From: Kidnykid <kidnykid@aol.comspamfree>
Subject: Re: Interesting Conversations...
Date: Wednesday, February 24, 1999 1:04 AM
>The Faith as manifested in this country has always seemed
>unpleasantly similar to the old Communist Party U.S.A. (right down to "5
>year plans").  
Nice to note that someone else caught that similarity!
>severe lack of anything
>that met my spiritual needs
Once again, an opinion I share, even if we disagree about the existence (or
lack thereof) of a monotheistic Middle Eastern-derived concept of a Deity. I
happen to find this concept more satisfying than you do, but we both find the
Bahai faith a faith which nowhere near met our spiritual needs. I could not go
nineteen days between church services - and let's face it, the Feast is a
church service pure and simple.

>I had noticed early on the heavy authoritarianism in the
>faith, however well disguised under the rubric "Independent Search for the
>Truth".  
In addition, I noticed an amazing similarity in the content of teaching from
teacher to teacher and fireside to fireside, almost as if someone were telling
these people what to say. Hardly a group of people who believe in independent
investigation of truth!
>The faith here seems amazingly stagnant.  I have had
>substantial contact with Muslims and even lived in the Middle East (both
>practices are unofficially forbidden to American Bahais).  I was struck at
>how similar the ideals of the enlightened and progressive Muslims are to the
>Bahais, but how much more vital and alive their faith is. 
Gotta agree here too, at least about the faith of those Muslims I have had the
privilege of being exposed to.

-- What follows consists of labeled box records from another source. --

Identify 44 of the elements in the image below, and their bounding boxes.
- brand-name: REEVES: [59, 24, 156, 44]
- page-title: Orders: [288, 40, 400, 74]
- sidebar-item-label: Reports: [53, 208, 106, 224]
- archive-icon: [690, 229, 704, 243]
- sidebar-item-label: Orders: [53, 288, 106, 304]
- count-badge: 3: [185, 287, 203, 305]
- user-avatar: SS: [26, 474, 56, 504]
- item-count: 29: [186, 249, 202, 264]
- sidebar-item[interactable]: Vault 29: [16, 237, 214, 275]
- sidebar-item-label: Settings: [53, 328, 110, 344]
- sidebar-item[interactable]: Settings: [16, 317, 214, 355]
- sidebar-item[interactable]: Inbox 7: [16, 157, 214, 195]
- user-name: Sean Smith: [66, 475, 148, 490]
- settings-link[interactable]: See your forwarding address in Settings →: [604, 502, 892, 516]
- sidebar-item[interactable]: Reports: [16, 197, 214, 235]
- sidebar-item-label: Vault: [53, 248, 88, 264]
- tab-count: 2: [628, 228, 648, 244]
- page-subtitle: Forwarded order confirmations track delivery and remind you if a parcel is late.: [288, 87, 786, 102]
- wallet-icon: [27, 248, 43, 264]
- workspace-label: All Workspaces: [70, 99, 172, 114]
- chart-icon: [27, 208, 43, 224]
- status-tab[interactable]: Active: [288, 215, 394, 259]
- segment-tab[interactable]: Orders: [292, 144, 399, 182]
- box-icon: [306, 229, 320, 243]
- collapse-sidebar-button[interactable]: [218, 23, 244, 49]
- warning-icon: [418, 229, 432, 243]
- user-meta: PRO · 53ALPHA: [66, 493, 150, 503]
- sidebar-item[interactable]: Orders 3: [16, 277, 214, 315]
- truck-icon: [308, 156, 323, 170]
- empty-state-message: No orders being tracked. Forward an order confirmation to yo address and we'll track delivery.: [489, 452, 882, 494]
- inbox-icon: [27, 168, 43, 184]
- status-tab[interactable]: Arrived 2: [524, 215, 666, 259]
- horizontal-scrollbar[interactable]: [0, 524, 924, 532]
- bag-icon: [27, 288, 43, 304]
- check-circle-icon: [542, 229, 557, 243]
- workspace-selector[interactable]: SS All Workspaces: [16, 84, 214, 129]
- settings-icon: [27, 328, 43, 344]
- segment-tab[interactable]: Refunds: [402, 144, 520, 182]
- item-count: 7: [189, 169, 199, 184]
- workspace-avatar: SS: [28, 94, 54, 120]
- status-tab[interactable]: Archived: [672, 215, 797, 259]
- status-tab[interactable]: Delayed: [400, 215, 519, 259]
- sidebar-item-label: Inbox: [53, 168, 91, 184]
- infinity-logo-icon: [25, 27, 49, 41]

The aggravating thing is that I have personally
met Bahais who are remarkably judgmental with regard to the faith of other
Bahais; someone might be a vital and wonderfully developed Bahai (I have known
one or two) with little or no book learning (that is, they do not know much or
anything about the sacred writings of the faith) but those with more knowledge
of said sacred writings but a relatively stagnant faith judge the others to be
less mature. 
Little wonder that I left. I feel that throwing the baby (God) out with the
bath water (a misguided faith with lots of wrongheaded believers) is a bad
idea; therefore, I am still a monotheist. But I choose not to be  a Bahai.
Robin Peters
One casualty - my wits, as in frightened out of.